De buitenexpositie vond plaats in een land-en zee/industrieklimaat.
SCHEMATISCHE WEERGAVE VAN HET ONDERZOEK
Fase 1 - Deel 1: A - zinkferrit
P.V.C. 35, 40 B - calciumferrit
C - calcium-fosfo-silicaat
D - calcium-boro-silicaat (ca. 10,0% B2 O3)
E - calcium-boro-silicaat (ca. 17,5% B2 O3) en de referentiepigmenten:
- loodmenie en zinkchromaat (2 typen).
Fase 1- Deel 2: F - carboxylhoudend basisch zinkcarbonaatfosfaat
P.V.C. 35 G - calciumbevattend aluminiumoxide
H - gemodificeerd basisch zinkfosfaathydraat
J - gemodificeerd basisch aluminiumzinkfosfaathydraat
K - gemodificeerd bariummetaboraat
L - meerfasen pigment
M - calciumstrontium-fosfosilicaat
N - zinkboraat
O - gemicroniseerd zinkboraat en de referentiepigmenten:
- loodmenie, zinkchromaat en zinkfosfaat.
Fase 1 - Deel 1
pigmentsamenstelling in gewichtsdelen
1 2 3
TiO2 30 45 50
Microtalc 10 10 10
Micro mica 10 10 10
Corrosiewerend pigment 50 35 20
100 100 100
Fase 1 - Deel 2
De pigmentsamenstelling, in tegenstelling tot Fase 1 - Deel 1, nu in volumedelen.
Fase 2
Optimalisatie-onderzoek, gebaseerd op de in Fase 1 verkregen beste resultaten.
Fase 3
Buitenexpositie van in Fase 2 geselecteerde corrosiewerende grondverven.
Experimenteel
Bereiden van de verf
Na formulering (zie Tabel 1) werden de c.w. verven bereid door het pigment met behulp van een snelroerder in een deel van het bindmiddel te dispergeren tot een maalfijnheid van maximaal 30 micrometer. Aan de verkregen pigmentpasta's werden achtereenvolgens het resterende bindmiddel en de hulpstoffen toegevoegd. Daarna werden de verven met oplosmiddel op de gewenste viscositeit gebracht.
Tabel 1.
Ondergrond, aanbrengen
- Laboratoriumonderzoek.
De c.w. grondverven werden met behulp van de luchtspuit resp. kwast aangebracht op Sa21/2 gestraald, warmgewalste stalen panelen van 200 x 100 x 2 mm, ruwheid Ra 8±1, in 2 lagen met een totale droge laagdikte van ca 70 micrometer. Als droogtijd tussen de lagen werd 24 uur aangehouden. Na minimaal 14 dagen drogen bij 23°C en 50% relatieve luchtvochtigheid werden de platen met een kraspen ingekrast (breedte 1 mm) en aan de versnelde corrosietesten onderworpen.
- Buitenexpositie.
Als ondergrond werden Sa3 gestaalde stalen hoeklijnen, met ruwheid Ra 8±1, afm. 60 x 60 x 6 mm, lengte 300 mm, toegepast. De verfsystemen zijn met de kwast opgezet. De referentie-en de uit Fase 2 geselecteerde c.w . grondverven zijn in een natte laagdikte aangebracht, die na droging een droge laagdikte gaf van 70-80 micrometer. Na 24 uur drogen van de c.w. grondverf werd de bijbehorende ijzerglimmerdekverf aangebracht.

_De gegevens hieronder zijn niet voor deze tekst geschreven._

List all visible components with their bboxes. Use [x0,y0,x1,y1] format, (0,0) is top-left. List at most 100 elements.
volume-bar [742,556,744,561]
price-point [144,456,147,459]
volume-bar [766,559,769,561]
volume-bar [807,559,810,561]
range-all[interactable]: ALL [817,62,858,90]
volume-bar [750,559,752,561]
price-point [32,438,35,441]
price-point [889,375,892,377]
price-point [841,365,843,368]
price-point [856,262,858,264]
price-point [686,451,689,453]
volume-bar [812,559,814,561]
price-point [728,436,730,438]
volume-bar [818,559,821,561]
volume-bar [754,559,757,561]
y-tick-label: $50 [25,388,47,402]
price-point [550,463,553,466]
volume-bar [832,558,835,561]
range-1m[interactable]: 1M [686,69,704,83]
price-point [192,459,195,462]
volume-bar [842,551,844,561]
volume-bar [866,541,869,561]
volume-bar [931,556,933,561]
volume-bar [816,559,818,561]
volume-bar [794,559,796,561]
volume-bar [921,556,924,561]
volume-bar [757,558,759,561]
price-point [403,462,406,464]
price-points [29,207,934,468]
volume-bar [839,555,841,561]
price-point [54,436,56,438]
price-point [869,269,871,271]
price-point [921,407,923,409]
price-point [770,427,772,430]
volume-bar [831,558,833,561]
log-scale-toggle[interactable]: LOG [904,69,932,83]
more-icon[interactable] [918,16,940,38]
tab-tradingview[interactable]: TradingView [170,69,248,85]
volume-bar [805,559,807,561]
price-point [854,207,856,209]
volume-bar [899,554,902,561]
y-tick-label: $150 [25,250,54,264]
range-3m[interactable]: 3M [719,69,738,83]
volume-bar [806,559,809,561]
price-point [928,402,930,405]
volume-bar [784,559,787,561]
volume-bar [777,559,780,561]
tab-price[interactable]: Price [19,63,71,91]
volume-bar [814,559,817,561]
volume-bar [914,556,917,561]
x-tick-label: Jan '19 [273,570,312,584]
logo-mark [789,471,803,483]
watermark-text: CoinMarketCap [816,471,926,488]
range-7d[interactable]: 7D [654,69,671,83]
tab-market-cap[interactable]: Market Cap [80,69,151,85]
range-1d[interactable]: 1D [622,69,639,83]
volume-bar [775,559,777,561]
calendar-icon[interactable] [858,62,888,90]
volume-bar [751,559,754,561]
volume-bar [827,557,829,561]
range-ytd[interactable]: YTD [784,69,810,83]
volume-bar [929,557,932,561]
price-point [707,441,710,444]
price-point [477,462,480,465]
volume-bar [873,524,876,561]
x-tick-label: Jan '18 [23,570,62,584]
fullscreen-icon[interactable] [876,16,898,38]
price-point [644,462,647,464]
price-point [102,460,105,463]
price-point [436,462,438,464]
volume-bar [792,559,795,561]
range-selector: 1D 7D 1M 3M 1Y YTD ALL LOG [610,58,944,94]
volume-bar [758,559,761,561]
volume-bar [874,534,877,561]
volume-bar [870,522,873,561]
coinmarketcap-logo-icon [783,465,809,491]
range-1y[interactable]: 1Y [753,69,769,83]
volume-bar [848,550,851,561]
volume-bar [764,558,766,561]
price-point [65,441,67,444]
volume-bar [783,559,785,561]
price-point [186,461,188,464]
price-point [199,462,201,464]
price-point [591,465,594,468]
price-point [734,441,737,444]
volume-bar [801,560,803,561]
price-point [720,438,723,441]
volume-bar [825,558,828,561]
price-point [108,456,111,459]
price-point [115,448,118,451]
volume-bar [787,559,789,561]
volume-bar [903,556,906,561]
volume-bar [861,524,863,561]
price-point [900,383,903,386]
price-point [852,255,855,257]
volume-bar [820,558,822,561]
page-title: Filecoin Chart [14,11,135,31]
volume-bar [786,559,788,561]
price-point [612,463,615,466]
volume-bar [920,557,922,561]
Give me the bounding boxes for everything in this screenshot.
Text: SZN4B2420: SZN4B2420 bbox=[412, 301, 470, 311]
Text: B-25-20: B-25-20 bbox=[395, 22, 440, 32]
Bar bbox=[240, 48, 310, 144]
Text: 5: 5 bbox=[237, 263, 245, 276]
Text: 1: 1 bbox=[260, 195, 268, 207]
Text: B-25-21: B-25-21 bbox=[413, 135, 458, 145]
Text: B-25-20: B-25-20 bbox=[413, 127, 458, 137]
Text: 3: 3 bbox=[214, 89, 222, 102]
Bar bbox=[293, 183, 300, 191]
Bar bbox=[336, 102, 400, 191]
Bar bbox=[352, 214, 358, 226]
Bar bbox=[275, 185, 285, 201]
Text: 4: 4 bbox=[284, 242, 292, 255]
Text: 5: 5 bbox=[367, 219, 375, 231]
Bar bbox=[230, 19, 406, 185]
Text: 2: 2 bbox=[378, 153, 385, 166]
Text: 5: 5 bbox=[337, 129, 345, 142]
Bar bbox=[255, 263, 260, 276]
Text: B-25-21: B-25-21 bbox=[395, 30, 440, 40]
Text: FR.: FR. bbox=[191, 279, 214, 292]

De door het C.O.T. geselecteerde systemen en de door deelnemers ingestuurde systemen werden eveneens met de kwast aangebracht in een verbruik dat was aangegeven in de produktspecificaties van de betreffende produkten.
Het aantal systemen dat aan de buitenexpositie onderworpen werd bedroeg 37, onderverdeeld in:
- 14 verfsystemen met de uit Fase 2 geselecteerde c.w. grondverven
- 10 verfsystemen met referentie c.w. grondverven
- 5 verfsystemen, die door het C.O.T. geselecteerd zijn (zie Tabel 6)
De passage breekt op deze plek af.